Reading your note made me realize something. I'm closing in on 110 days AF, and for the past two weeks, I find myself thinking about AL less often than I have in at least ten years--and I'm including drinking and sober days in that decade. Some notion about AL will pop into my head for a moment, but I'm able to leave it and easily resume thinking about other things, my activities, plans, etc. This is entirely new to me.

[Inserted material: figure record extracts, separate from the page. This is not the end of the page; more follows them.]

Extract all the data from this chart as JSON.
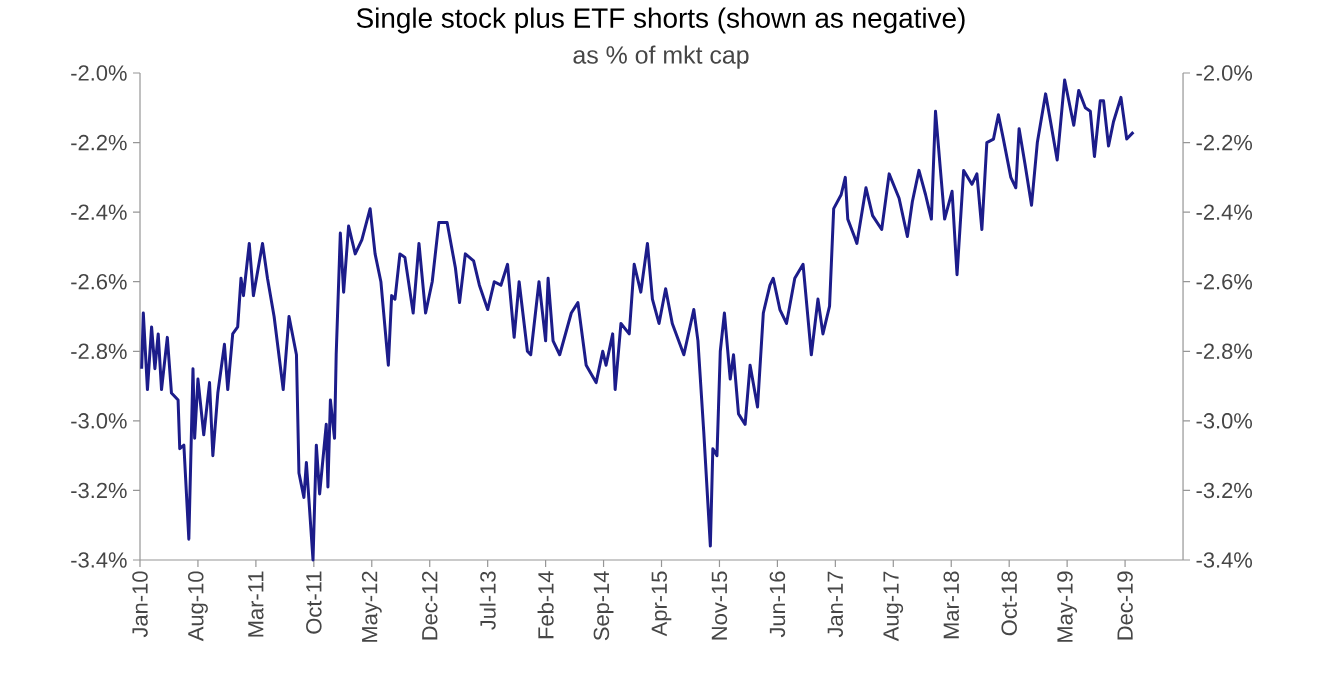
{
  "chart_data": {
    "type": "line",
    "title": "Single stock plus ETF shorts (shown as negative)",
    "subtitle": "as % of mkt cap",
    "x": [
      "2010-01-07",
      "2010-01-13",
      "2010-01-28",
      "2010-02-13",
      "2010-02-25",
      "2010-03-07",
      "2010-03-19",
      "2010-04-10",
      "2010-04-25",
      "2010-05-19",
      "2010-05-25",
      "2010-06-10",
      "2010-06-28",
      "2010-07-13",
      "2010-07-19",
      "2010-08-01",
      "2010-08-22",
      "2010-09-13",
      "2010-09-25",
      "2010-10-13",
      "2010-11-07",
      "2010-11-19",
      "2010-12-07",
      "2010-12-25",
      "2011-01-07",
      "2011-01-16",
      "2011-02-07",
      "2011-02-22",
      "2011-03-25",
      "2011-04-13",
      "2011-05-07",
      "2011-06-10",
      "2011-07-01",
      "2011-07-28",
      "2011-08-07",
      "2011-08-25",
      "2011-09-04",
      "2011-09-28",
      "2011-10-10",
      "2011-10-22",
      "2011-11-16",
      "2011-11-22",
      "2011-12-01",
      "2011-12-16",
      "2011-12-22",
      "2012-01-07",
      "2012-01-19",
      "2012-02-07",
      "2012-03-01",
      "2012-03-25",
      "2012-04-25",
      "2012-05-13",
      "2012-06-04",
      "2012-07-01",
      "2012-07-13",
      "2012-07-25",
      "2012-08-13",
      "2012-09-01",
      "2012-10-01",
      "2012-10-22",
      "2012-11-16",
      "2012-12-10",
      "2013-01-04",
      "2013-02-04",
      "2013-03-04",
      "2013-03-19",
      "2013-04-10",
      "2013-05-10",
      "2013-06-01",
      "2013-07-01",
      "2013-07-25",
      "2013-08-19",
      "2013-09-13",
      "2013-10-07",
      "2013-10-25",
      "2013-11-25",
      "2013-12-07",
      "2014-01-07",
      "2014-02-01",
      "2014-02-10",
      "2014-02-28",
      "2014-03-22",
      "2014-05-04",
      "2014-05-28",
      "2014-06-28",
      "2014-08-04",
      "2014-08-28",
      "2014-09-10",
      "2014-10-04",
      "2014-10-13",
      "2014-11-04",
      "2014-12-04",
      "2014-12-22",
      "2015-01-16",
      "2015-02-10",
      "2015-02-28",
      "2015-03-22",
      "2015-04-16",
      "2015-05-10",
      "2015-06-22",
      "2015-07-28",
      "2015-08-13",
      "2015-09-04",
      "2015-09-28",
      "2015-10-07",
      "2015-10-22",
      "2015-11-04",
      "2015-11-19",
      "2015-12-10",
      "2015-12-22",
      "2016-01-10",
      "2016-02-04",
      "2016-02-22",
      "2016-03-19",
      "2016-04-10",
      "2016-05-04",
      "2016-05-16",
      "2016-06-10",
      "2016-07-04",
      "2016-08-04",
      "2016-09-04",
      "2016-10-04",
      "2016-10-28",
      "2016-11-16",
      "2016-12-10",
      "2016-12-25",
      "2017-01-22",
      "2017-02-07",
      "2017-02-16",
      "2017-03-10",
      "2017-03-19",
      "2017-04-22",
      "2017-05-16",
      "2017-06-19",
      "2017-07-16",
      "2017-08-22",
      "2017-09-22",
      "2017-10-10",
      "2017-11-04",
      "2017-11-28",
      "2017-12-19",
      "2018-01-04",
      "2018-01-22",
      "2018-02-07",
      "2018-03-04",
      "2018-03-22",
      "2018-04-16",
      "2018-05-16",
      "2018-06-04",
      "2018-06-22",
      "2018-07-10",
      "2018-08-04",
      "2018-08-22",
      "2018-09-10",
      "2018-10-07",
      "2018-10-25",
      "2018-11-07",
      "2018-11-28",
      "2018-12-22",
      "2019-01-13",
      "2019-02-13",
      "2019-03-01",
      "2019-03-25",
      "2019-04-22",
      "2019-05-25",
      "2019-06-13",
      "2019-07-07",
      "2019-07-25",
      "2019-08-10",
      "2019-09-01",
      "2019-09-13",
      "2019-10-01",
      "2019-10-19",
      "2019-11-16",
      "2019-12-07",
      "2020-01-01"
    ],
    "series": [
      {
        "color": "#1c1c8a",
        "values": [
          -2.85,
          -2.69,
          -2.91,
          -2.73,
          -2.85,
          -2.75,
          -2.91,
          -2.76,
          -2.92,
          -2.94,
          -3.08,
          -3.07,
          -3.34,
          -2.85,
          -3.05,
          -2.88,
          -3.04,
          -2.89,
          -3.1,
          -2.92,
          -2.78,
          -2.91,
          -2.75,
          -2.73,
          -2.59,
          -2.64,
          -2.49,
          -2.64,
          -2.49,
          -2.59,
          -2.7,
          -2.91,
          -2.7,
          -2.81,
          -3.15,
          -3.22,
          -3.12,
          -3.4,
          -3.07,
          -3.21,
          -3.01,
          -3.19,
          -2.94,
          -3.05,
          -2.81,
          -2.46,
          -2.63,
          -2.44,
          -2.52,
          -2.48,
          -2.39,
          -2.52,
          -2.6,
          -2.84,
          -2.64,
          -2.65,
          -2.52,
          -2.53,
          -2.69,
          -2.49,
          -2.69,
          -2.6,
          -2.43,
          -2.43,
          -2.56,
          -2.66,
          -2.52,
          -2.54,
          -2.61,
          -2.68,
          -2.6,
          -2.61,
          -2.55,
          -2.76,
          -2.6,
          -2.8,
          -2.81,
          -2.6,
          -2.77,
          -2.59,
          -2.77,
          -2.81,
          -2.69,
          -2.66,
          -2.84,
          -2.89,
          -2.8,
          -2.84,
          -2.75,
          -2.91,
          -2.72,
          -2.75,
          -2.55,
          -2.63,
          -2.49,
          -2.65,
          -2.72,
          -2.62,
          -2.72,
          -2.81,
          -2.68,
          -2.77,
          -3.03,
          -3.36,
          -3.08,
          -3.1,
          -2.8,
          -2.69,
          -2.88,
          -2.81,
          -2.98,
          -3.01,
          -2.84,
          -2.96,
          -2.69,
          -2.61,
          -2.59,
          -2.68,
          -2.72,
          -2.59,
          -2.55,
          -2.81,
          -2.65,
          -2.75,
          -2.67,
          -2.39,
          -2.35,
          -2.3,
          -2.42,
          -2.47,
          -2.49,
          -2.33,
          -2.41,
          -2.45,
          -2.29,
          -2.36,
          -2.47,
          -2.37,
          -2.28,
          -2.35,
          -2.42,
          -2.11,
          -2.28,
          -2.42,
          -2.34,
          -2.58,
          -2.28,
          -2.32,
          -2.29,
          -2.45,
          -2.2,
          -2.19,
          -2.12,
          -2.19,
          -2.3,
          -2.33,
          -2.16,
          -2.26,
          -2.38,
          -2.2,
          -2.06,
          -2.14,
          -2.25,
          -2.02,
          -2.15,
          -2.05,
          -2.1,
          -2.11,
          -2.24,
          -2.08,
          -2.08,
          -2.21,
          -2.14,
          -2.07,
          -2.19,
          -2.17
        ]
      }
    ],
    "xlim": [
      "2010-01",
      "2020-07"
    ],
    "xticks": [
      {
        "value": "2010-01",
        "label": "Jan-10"
      },
      {
        "value": "2010-08",
        "label": "Aug-10"
      },
      {
        "value": "2011-03",
        "label": "Mar-11"
      },
      {
        "value": "2011-10",
        "label": "Oct-11"
      },
      {
        "value": "2012-05",
        "label": "May-12"
      },
      {
        "value": "2012-12",
        "label": "Dec-12"
      },
      {
        "value": "2013-07",
        "label": "Jul-13"
      },
      {
        "value": "2014-02",
        "label": "Feb-14"
      },
      {
        "value": "2014-09",
        "label": "Sep-14"
      },
      {
        "value": "2015-04",
        "label": "Apr-15"
      },
      {
        "value": "2015-11",
        "label": "Nov-15"
      },
      {
        "value": "2016-06",
        "label": "Jun-16"
      },
      {
        "value": "2017-01",
        "label": "Jan-17"
      },
      {
        "value": "2017-08",
        "label": "Aug-17"
      },
      {
        "value": "2018-03",
        "label": "Mar-18"
      },
      {
        "value": "2018-10",
        "label": "Oct-18"
      },
      {
        "value": "2019-05",
        "label": "May-19"
      },
      {
        "value": "2019-12",
        "label": "Dec-19"
      }
    ],
    "ylim": [
      -3.4,
      -2.0
    ],
    "yticks": [
      {
        "value": -3.4,
        "label": "-3.4%"
      },
      {
        "value": -3.2,
        "label": "-3.2%"
      },
      {
        "value": -3.0,
        "label": "-3.0%"
      },
      {
        "value": -2.8,
        "label": "-2.8%"
      },
      {
        "value": -2.6,
        "label": "-2.6%"
      },
      {
        "value": -2.4,
        "label": "-2.4%"
      },
      {
        "value": -2.2,
        "label": "-2.2%"
      },
      {
        "value": -2.0,
        "label": "-2.0%"
      }
    ],
    "y2lim": [
      -3.4,
      -2.0
    ],
    "y2ticks": [
      {
        "value": -3.4,
        "label": "-3.4%"
      },
      {
        "value": -3.2,
        "label": "-3.2%"
      },
      {
        "value": -3.0,
        "label": "-3.0%"
      },
      {
        "value": -2.8,
        "label": "-2.8%"
      },
      {
        "value": -2.6,
        "label": "-2.6%"
      },
      {
        "value": -2.4,
        "label": "-2.4%"
      },
      {
        "value": -2.2,
        "label": "-2.2%"
      },
      {
        "value": -2.0,
        "label": "-2.0%"
      }
    ],
    "grid": false,
    "legend": false,
    "marker": "none",
    "line_style": "solid"
  }
}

But I don't mistake it for thinking that I'm now in control of AL. I think I need to ask a long term abstainer about this, somebody who's been sober for a year or two. It occurs to me that this new, non-obsessive thinking about AL is the gradual and cumulative effect of establishing new habits, and that it will continue to grow as long as I'm not drinking. Even without testing myself, though, something makes me certain that if I tried to start moderating, I'd end up in that same old obsessive thinking about AL all the time. I hated that as much as the physical and psychological effects of drinking; my own mind, my consciousness, was so wrapped up in AL that I couldn't see the forest for the trees.
If you've got that beat and you can let AL back into your life without all that strife returning, well Softy, you have my total respect (with a big dose of envy, truth to tell.) I wish you much success with your plan.
Jib
I am AF about 120 days and I am having similar thoughts to you at the moment.